Implementation agreement – major items to focus are timing and options to terminate if vendor is not being able to set up the service

Service agreement:
– Try to make it structured in a way to minimize number of signatures needed in case of changes.
– Term and termination – what to do when agreement term is over as ATM’s together with their locations has become an important part of value proposition and how to ensure smooth transition to another service provider if this is the case. How to handle early termination from both sides. – – How to handle the situation when some cooperating bank is willing to step out of the agreement.
– How to change agreements – when implementing new services or / and new participants
– Size of network – how it can be increased or decreased
– Service pricing options – transaction-based or ATM-based or mixed. How to share costs between banks.
– Service levels – reporting and even cleaning
– Ensuring vendor commitments to follow legislation, central bank requirements. card organization rules and other requirements valid for such kind of networks
– Ensuring vendor commitments to proper fraud management including efficient and up to date bill recognition

ATM locations – location decisions shall be made by banks (not by the vendor). In terms of locations – there are places all co-operating banks are interested in but also locations (like bank branches) they have single interest only. There is need to find a solution how to keep such location decisions in balance.

One matter to take care is cash ownership – e.g. who owns cash in vendor owned ATMs.
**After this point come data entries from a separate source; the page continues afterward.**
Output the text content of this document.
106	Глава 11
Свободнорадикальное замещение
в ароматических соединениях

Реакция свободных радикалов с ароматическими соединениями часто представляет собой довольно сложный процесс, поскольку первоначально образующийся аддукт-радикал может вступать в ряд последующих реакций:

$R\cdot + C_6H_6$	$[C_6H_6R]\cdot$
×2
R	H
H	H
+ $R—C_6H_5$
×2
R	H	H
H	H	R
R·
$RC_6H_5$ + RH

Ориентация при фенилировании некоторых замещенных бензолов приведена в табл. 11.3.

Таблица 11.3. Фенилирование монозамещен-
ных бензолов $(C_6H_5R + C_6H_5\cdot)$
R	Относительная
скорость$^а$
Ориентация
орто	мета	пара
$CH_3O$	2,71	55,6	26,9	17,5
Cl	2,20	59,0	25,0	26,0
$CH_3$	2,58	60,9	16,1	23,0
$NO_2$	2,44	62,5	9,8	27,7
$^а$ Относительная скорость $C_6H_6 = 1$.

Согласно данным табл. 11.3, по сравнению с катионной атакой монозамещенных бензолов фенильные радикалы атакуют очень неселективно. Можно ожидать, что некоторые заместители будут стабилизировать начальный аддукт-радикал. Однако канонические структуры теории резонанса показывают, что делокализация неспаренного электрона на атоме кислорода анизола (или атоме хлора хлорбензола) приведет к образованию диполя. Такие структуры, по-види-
Quite often vendors are reluctant (for bookkeeping reasons) to take such cash into their books. In multi-bank agreement is reasonable to agree on one bank which act as cash owner. Few things to consider more:
– the cost of cash to be charged other banks network participants
– the fee charged vendor in order to ensure efficient cash circulation

Interbank agreement
– Network branding – neutral brand or having logos of all participant banks
– Procedure to agree on ATM locations
– How to add new participant banks or/and terminate a relationship with existing partner banks
– Cash owner and related fees
– Collaterals or other ways to secure cash owner bank against insolvency of other network members
– Agreement on acquiring bank and relevant income – its reasonable (simplicity) to have one acquiring bank in cooperation model and such bank could be same which owns cash in ATM’s. However – as acquiring does mean income – process for changing acquirer shall be also agreed. Note: an acquiring bank shall be careful with MasterCard reporting in order to avoid reporting (and paying fees) transactions and volumes made by other participants customers.

There are many more things to focus on when setting up and running outsourced ATM services, I believe the listed ones still help on your journey.